Part time telah berlalu, namun restoran itu masih terlihat begitu sibuk. Bukan sedang sibuk melayani pelanggan, namun sibuk memadamkan api yang hampir membakar dapur restoran itu.
Memadamkan apinya hanya sebentar, tapi membereskan barang-barang yang berantakan serta merapikannya, yang memakan waktu hampir satu jam. Rafael dengan segera berlari karena waktunya tinggal dua jam lagi, ketika urusannya di restoran itu telah usai. Ia berlari menuju tempat sepi dan sempit, sekaligus berganti pakaian menjadi Hakim Tengah Malam.

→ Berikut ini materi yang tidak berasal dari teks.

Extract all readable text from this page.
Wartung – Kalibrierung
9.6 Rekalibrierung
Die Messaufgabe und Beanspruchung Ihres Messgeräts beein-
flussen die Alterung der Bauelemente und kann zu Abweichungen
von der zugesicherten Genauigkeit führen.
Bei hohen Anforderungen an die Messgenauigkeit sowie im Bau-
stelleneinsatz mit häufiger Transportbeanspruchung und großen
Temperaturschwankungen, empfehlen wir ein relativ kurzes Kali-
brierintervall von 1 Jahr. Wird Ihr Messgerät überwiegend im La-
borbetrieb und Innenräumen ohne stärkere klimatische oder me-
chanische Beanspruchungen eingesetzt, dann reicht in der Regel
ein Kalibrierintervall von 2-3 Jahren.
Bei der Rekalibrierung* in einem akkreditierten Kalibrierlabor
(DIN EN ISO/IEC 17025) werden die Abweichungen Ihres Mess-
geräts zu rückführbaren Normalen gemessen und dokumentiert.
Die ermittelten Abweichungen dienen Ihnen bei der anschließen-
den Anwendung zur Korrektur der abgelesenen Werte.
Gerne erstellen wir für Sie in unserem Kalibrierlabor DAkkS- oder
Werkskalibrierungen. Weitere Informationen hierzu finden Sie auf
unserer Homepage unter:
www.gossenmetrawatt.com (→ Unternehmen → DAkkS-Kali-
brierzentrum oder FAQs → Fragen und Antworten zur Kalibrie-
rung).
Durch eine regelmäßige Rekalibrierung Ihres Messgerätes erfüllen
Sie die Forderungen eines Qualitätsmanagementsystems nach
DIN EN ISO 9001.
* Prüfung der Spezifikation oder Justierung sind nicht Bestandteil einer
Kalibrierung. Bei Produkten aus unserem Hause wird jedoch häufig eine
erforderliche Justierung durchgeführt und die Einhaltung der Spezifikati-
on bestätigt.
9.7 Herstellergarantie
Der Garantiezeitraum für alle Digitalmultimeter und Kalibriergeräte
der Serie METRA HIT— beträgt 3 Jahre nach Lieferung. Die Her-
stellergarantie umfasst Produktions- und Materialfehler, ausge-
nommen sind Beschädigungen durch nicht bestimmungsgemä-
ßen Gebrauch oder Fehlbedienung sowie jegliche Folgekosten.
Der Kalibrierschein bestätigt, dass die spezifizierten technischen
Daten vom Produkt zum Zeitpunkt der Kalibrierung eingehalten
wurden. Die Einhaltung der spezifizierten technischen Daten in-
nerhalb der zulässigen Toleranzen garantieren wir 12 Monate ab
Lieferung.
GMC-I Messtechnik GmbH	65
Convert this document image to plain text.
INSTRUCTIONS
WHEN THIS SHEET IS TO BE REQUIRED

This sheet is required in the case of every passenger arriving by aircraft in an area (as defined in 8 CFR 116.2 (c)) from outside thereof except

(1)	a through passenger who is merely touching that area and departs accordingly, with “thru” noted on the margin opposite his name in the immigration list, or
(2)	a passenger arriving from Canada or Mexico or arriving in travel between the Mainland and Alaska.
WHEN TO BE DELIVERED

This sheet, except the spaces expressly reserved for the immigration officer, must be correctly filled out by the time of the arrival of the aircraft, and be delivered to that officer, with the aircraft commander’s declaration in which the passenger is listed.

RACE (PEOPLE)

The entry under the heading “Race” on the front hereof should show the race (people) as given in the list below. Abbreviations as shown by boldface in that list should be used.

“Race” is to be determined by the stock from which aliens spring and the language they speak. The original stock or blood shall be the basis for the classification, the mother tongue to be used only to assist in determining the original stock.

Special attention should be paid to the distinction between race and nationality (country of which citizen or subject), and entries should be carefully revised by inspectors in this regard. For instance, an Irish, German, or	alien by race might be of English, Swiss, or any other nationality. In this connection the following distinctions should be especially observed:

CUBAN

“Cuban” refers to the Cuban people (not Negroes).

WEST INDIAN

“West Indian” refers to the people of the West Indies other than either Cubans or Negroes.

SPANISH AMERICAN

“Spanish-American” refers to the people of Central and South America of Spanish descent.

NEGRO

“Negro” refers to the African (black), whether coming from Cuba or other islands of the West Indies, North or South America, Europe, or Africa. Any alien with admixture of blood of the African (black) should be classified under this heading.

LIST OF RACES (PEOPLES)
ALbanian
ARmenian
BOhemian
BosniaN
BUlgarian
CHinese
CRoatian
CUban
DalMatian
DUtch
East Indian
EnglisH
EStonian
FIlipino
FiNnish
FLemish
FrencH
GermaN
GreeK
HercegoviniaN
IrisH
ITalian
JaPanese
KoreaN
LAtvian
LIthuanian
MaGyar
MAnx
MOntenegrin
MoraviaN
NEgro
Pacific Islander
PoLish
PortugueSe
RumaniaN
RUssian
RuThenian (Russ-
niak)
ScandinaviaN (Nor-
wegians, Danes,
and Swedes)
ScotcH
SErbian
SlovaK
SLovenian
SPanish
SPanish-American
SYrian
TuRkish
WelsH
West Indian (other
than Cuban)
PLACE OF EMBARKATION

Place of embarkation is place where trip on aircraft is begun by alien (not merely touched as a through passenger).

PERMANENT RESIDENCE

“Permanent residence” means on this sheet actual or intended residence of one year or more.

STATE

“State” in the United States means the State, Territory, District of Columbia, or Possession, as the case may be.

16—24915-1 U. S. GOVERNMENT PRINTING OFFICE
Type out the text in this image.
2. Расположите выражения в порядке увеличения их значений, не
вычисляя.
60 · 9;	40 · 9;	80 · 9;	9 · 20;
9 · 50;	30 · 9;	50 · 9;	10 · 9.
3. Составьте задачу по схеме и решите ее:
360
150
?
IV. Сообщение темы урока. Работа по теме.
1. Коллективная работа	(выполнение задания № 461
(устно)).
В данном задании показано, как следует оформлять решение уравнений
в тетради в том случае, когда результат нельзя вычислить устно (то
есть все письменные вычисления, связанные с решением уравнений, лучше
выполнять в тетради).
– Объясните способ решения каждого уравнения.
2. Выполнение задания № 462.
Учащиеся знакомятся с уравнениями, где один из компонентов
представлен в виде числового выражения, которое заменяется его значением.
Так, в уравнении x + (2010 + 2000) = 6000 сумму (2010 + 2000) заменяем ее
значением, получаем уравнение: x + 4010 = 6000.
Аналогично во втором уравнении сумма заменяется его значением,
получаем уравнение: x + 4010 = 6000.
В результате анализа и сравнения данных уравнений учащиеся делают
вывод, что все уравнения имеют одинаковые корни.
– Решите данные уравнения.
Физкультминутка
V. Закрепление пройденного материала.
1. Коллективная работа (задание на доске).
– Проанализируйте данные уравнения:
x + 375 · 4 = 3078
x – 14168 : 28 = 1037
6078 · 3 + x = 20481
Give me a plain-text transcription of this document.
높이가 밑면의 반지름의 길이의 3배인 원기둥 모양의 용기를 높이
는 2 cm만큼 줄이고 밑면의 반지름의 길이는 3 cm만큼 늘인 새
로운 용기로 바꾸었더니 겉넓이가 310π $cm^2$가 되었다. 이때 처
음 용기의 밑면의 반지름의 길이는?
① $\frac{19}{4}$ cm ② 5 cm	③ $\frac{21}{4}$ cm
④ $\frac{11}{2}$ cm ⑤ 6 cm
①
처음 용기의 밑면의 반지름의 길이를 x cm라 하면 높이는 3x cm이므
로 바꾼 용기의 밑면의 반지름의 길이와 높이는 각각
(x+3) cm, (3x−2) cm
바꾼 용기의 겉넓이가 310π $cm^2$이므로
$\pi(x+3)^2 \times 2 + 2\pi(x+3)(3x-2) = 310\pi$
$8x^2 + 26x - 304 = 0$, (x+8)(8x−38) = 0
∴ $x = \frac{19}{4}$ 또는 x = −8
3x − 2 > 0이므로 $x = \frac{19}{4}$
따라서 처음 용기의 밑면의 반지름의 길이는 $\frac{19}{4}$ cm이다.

Ia segera menuju zona yang telah ditandai sebagai Zona kuning menuju Zona merah. Merasa tak percaya, perpustakaan yang sering ia kunjungi termasuk Zona kuning.
"Lebih baik, Aku mulai dari wilayah yang berada di sekitarnya dulu, siapa tahu Monster itu baru bergerak. Baru setelah itu, Aku menuju ke perpustakaan yang sering ku kunjungi itu. Masa iya, Mamon itu akan mengincar tempat baca?"
Sekian lama berpatroli di wilayah yang berada di sekitar perpustakaan lokal, Rafa tak kunjung menemukan apapun di sana. Justru ia malah menemui suara keributan besar, dan itu hanya baku tembak antara polisi dengan perampok.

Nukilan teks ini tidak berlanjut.